What development tools are available?

A

Cargo stylus CLI for compiling and deploying, the Rust SDK, and basic IDE support. You can test locally with an Arbitrum node. The tooling works but expect rough edges

  • this is new stuff.
Q

Are there any limitations compared to Solidity?

A

Yeah, several that'll bite you during development. No constructors

  • you need to use generics which feels weird coming from Solidity. Project setup is more complex since you need both binary and library configs. WASM debugging sucks compared to Solidity's tooling
  • you're back to printf debugging most of the time.

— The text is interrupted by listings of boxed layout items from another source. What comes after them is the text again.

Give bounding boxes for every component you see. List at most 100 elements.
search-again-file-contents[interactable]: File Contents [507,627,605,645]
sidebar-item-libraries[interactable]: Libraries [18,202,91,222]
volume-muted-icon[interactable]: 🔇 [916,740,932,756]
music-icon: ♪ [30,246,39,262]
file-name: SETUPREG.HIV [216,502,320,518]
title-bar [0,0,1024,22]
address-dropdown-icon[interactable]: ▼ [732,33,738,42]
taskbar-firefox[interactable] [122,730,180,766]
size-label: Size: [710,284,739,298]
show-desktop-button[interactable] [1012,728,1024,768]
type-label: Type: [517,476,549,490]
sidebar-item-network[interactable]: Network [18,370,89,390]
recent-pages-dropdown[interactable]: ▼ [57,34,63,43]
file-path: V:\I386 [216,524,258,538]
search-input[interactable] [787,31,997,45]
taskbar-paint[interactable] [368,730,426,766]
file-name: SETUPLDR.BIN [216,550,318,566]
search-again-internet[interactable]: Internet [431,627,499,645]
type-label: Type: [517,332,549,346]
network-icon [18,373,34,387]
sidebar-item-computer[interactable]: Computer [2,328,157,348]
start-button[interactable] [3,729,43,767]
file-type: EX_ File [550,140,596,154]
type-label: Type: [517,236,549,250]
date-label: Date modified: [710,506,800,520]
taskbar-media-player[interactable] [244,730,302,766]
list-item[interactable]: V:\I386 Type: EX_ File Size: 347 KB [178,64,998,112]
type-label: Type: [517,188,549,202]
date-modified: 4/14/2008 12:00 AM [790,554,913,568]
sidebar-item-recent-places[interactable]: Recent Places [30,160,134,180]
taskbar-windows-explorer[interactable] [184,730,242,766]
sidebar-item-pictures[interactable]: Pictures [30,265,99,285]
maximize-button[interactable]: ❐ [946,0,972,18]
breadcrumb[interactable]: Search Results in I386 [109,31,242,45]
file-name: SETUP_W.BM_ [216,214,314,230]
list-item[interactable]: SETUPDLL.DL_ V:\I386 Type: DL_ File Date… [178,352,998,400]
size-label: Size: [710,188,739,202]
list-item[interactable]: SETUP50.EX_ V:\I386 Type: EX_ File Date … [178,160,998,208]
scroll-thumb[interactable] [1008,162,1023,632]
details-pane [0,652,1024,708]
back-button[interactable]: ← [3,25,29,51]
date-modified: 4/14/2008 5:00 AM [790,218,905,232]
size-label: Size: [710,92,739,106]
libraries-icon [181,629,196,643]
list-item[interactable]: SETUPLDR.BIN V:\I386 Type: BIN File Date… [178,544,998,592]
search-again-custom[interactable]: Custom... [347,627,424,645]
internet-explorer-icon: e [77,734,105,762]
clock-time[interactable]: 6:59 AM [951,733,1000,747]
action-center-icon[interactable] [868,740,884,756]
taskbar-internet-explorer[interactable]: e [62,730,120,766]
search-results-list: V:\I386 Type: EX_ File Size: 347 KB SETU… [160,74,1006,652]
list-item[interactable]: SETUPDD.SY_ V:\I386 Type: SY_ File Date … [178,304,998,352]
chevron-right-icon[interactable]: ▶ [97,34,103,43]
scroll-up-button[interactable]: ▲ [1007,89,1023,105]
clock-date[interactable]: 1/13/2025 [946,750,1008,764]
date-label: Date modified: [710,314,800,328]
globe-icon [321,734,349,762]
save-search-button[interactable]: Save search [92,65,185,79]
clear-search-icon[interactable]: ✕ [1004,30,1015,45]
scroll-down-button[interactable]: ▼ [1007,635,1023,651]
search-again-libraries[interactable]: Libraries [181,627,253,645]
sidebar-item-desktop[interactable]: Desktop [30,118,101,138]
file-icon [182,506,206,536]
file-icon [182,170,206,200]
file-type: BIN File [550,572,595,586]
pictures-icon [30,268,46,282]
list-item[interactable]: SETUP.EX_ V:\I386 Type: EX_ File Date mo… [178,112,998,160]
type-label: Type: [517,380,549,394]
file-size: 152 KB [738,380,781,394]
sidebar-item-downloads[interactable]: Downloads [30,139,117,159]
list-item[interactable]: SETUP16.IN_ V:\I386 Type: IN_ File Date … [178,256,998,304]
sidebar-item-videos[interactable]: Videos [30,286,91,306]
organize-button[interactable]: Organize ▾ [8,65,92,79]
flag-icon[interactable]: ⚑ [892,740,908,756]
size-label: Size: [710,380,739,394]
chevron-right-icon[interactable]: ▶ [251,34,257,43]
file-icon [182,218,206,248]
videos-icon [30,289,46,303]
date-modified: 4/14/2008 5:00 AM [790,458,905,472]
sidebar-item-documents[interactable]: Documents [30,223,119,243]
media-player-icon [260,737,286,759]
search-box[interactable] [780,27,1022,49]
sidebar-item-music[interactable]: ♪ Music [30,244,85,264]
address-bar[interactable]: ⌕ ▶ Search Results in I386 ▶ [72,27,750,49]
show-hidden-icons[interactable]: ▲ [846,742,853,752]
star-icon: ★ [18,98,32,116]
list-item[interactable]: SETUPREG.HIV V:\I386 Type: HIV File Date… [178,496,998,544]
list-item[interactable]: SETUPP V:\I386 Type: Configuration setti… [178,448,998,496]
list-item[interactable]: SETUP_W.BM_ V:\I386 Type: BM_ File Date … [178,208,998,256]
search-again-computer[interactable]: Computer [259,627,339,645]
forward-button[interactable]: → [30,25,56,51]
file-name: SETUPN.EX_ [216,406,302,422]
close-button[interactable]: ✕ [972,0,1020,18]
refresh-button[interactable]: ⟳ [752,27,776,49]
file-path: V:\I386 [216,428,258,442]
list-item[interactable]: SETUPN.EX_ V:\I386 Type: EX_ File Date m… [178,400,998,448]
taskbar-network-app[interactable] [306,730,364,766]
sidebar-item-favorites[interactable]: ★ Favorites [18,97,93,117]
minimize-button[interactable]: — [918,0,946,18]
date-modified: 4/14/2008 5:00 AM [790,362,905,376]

Size optimization can be a pain since some Rust crates bloat your WASM significantly. And simple getter functions might actually cost more gas than Solidity due to WASM entry overhead.
Q

How do gas costs compare for simple operations?

A

Simple operations cost more in Stylus due to 128-2048 gas overhead just to enter WASM. Stylus wins when you're doing real computation, not for reading a single storage slot.

Q

What's the learning curve for Solidity developers?

A

You need to learn Rust, which isn't trivial. But you can start small

  • keep your existing Solidity and just write new performance-critical stuff in Rust. No need to rewrite everything at once.
Q

How mature is the Stylus ecosystem?

A

It's new. Launched September 2024, so months not years of production usage. Tooling works but has rough edges. Most Rust crates need manual WASM optimization. Community is small but active in Telegram and Discord. Documentation is decent but you'll hit undocumented edge cases. If you're comfortable being an early adopter, it's usable. If you need everything battle-tested, wait 6-12 months.